Les employés de la Société des Eaux de Guinée (SEG) ont paralysé, lundi 24 novembre, les activités du siège de Kaloum pour dénoncer une inégalité salariale qu’ils jugent flagrante. Face à la pression, le ministre de l’Hydraulique s’est rendu sur place et a exigé l’organisation d’élections syndicales dans un délai de deux semaines.
Ce lundi 24 novembre 2025, la tension est montée d’un cran au siège de la Société des Eaux de Guinée (SEG), à Kaloum. Des dizaines de travailleurs ont observé un arrêt total des activités pour réclamer une augmentation de salaire et dénoncer ce qu’ils qualifient d’“injustice” au sein de l’entreprise depuis plus de deux ans.
Selon leur porte-parole, Mamadouba Camara, l’inégalité est manifeste.
« Il y a deux ans et quelques, seulement 22 employés sur les 680 que compte la SEG ont bénéficié d’une augmentation de salaire. Les autres n’ont rien eu. C’est pourquoi nous avons décidé de nous faire entendre devant le siège pour dénoncer cette injustice », a-t-il expliqué.
Le mouvement, annoncé comme illimité, pourrait s’étendre si les revendications ne sont pas satisfaites.

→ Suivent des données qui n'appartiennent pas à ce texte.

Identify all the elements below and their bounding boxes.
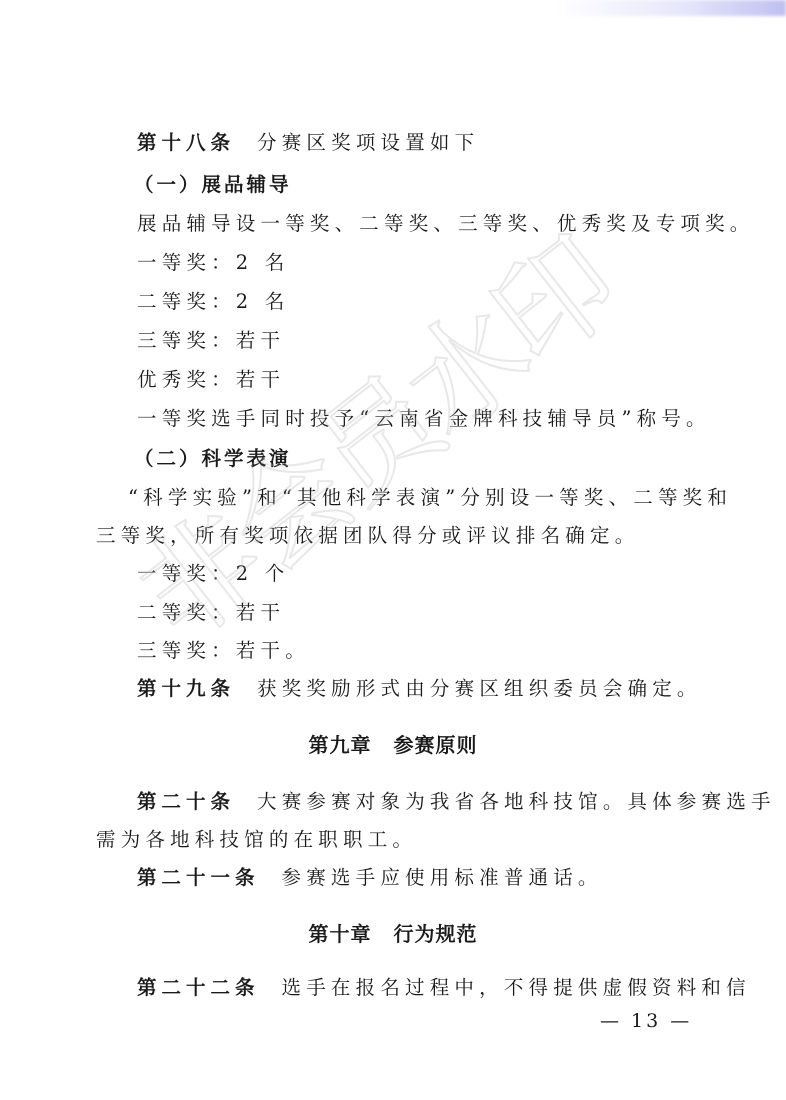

« Tant que nos revendications ne seront pas prises en compte, la grève continuera jusqu’à satisfaction. C’est nous qui sommes sur le terrain, sous le soleil, sous la pluie. S’il y a une augmentation, elle doit d’abord nous revenir », a ajouté M. Camara, affirmant que toutes les activités sont désormais suspendues.
Face à la mobilisation, le ministre de l’Hydraulique, Aboubacar Camara, s’est rendu sur les lieux pour tenter d’apaiser les travailleurs. Il a notamment mis en cause le dysfonctionnement de la représentation syndicale au sein de la SEG.
« Quand je suis arrivé, j’ai trouvé un syndicat dont le mandat était échu depuis deux ans. J’avais demandé au Directeur Général de prendre les dispositions nécessaires. Le syndicat aurait dû jouer son rôle pour aplanir les divergences entre la Direction et les travailleurs, mais cela n’a pas été fait », a-t-il regretté.
Le ministre a ensuite annoncé un ultimatum : deux semaines pour organiser des élections et mettre en place un nouveau syndicat représentatif. Une rencontre a également été programmée dans son département avec une délégation de travailleurs afin de poursuivre les discussions.
En attendant, les employés restent déterminés : sans réponse concrète, la paralysie de la SEG pourrait se prolonger, au risque d’affecter l’approvisionnement en eau dans plusieurs zones de la capitale.